Başar Başarır, edebiyatında hayatın ağırlığını büyük bir ciddiyetle taşırken, aynı zamanda her ayrıntıya ince bir mizah penceresinden bakabilen, bu ikili yaklaşımı ustalıkla harmanlayan bir yazar. Yazmaya ilkokul yıllarında karar vermiş olması, belki de onun dünyaya erken yaşta farklı bir gözle bakmaya başlamasını sağlamış. Bu erken fark ediş sayesinde, gerçek hayatın gürültüsünde görünmez hâle gelen sıradanlıkları yakalamış; onları güçlü bir iç yankıya, zaman zaman sarsıcı bir edebi dile dönüştürmeyi başarmış.

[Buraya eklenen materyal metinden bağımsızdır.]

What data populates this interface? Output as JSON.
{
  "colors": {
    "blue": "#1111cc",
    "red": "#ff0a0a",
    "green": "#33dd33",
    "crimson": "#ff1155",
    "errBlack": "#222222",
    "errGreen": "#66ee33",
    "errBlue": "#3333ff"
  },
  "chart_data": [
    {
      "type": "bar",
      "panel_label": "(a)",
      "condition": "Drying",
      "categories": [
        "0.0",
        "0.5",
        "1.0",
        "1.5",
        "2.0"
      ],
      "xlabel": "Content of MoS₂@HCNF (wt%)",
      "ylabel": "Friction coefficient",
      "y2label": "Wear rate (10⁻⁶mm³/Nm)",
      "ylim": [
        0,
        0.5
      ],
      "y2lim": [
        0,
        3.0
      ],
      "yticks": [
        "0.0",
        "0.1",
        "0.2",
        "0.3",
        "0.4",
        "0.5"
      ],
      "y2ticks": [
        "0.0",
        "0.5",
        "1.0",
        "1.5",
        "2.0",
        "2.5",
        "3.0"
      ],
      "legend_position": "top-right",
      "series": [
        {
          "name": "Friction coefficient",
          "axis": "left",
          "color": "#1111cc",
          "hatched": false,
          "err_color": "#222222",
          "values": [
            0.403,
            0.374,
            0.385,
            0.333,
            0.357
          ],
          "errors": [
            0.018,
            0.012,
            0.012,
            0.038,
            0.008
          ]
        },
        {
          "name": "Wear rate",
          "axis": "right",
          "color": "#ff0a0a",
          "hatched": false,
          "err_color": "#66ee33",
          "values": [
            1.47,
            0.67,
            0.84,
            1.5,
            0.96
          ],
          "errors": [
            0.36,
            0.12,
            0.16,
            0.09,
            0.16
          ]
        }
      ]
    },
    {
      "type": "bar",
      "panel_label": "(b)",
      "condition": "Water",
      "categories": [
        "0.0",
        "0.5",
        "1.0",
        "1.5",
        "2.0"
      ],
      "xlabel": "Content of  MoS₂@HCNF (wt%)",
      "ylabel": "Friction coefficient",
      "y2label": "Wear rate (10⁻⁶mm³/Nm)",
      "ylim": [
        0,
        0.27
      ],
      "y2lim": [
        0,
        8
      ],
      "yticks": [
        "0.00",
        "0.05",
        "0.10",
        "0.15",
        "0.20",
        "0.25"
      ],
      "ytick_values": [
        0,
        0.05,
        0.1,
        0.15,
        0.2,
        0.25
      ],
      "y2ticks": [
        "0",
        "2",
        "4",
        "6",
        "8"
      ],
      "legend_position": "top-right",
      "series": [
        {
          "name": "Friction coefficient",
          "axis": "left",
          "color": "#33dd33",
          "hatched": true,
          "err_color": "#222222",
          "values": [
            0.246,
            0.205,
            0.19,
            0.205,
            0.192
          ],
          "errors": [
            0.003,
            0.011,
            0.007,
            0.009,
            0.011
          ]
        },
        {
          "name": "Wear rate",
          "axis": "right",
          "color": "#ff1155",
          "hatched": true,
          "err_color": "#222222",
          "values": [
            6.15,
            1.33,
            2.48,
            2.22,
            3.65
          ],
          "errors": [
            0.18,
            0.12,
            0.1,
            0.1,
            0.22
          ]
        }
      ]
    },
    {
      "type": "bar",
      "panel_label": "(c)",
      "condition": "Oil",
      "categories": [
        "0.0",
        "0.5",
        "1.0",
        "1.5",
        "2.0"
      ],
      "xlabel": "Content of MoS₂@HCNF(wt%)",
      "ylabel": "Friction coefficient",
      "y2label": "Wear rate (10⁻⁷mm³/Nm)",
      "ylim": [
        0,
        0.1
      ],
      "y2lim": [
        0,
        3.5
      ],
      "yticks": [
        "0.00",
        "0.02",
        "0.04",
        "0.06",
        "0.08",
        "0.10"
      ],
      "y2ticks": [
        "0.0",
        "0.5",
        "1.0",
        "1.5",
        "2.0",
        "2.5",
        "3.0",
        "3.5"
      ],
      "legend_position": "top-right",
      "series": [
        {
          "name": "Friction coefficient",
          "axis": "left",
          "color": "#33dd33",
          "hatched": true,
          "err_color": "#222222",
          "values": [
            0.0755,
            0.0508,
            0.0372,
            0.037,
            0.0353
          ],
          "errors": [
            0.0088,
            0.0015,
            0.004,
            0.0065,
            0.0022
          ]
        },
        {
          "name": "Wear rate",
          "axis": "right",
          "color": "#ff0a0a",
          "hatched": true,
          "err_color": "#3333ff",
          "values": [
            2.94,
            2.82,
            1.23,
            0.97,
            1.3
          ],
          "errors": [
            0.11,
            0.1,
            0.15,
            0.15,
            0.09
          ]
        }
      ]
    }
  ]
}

Okuru beklenmedik yerden yakalayan, ani ama sessiz sarsıntılarla düşünmeye, sorgulamaya davet eden bir yazar o. Cümleleriyle hayatın içinden geçerken, tanıdık mekânları, aşina yüzleri ve sıradan kabul ettiğimiz halleri sanki ilk kez görüyormuşuz gibi önümüze serer. Bu tavrı yalnızca hikâyelerinde değil, verdiği röportajlarda ya da sohbetlerinde de görmek mümkündür. Okuma alışkanlıklarına dair yöneltilen sorulara verdiği cevaplara da baktığımızda bu esprili ve kendine özgü, melankoli ile neşeyi, eleştiriyle beğeniyi, mesafe ile yakınlığı ustalıkla bir arada tutan dili bulmak mümkün.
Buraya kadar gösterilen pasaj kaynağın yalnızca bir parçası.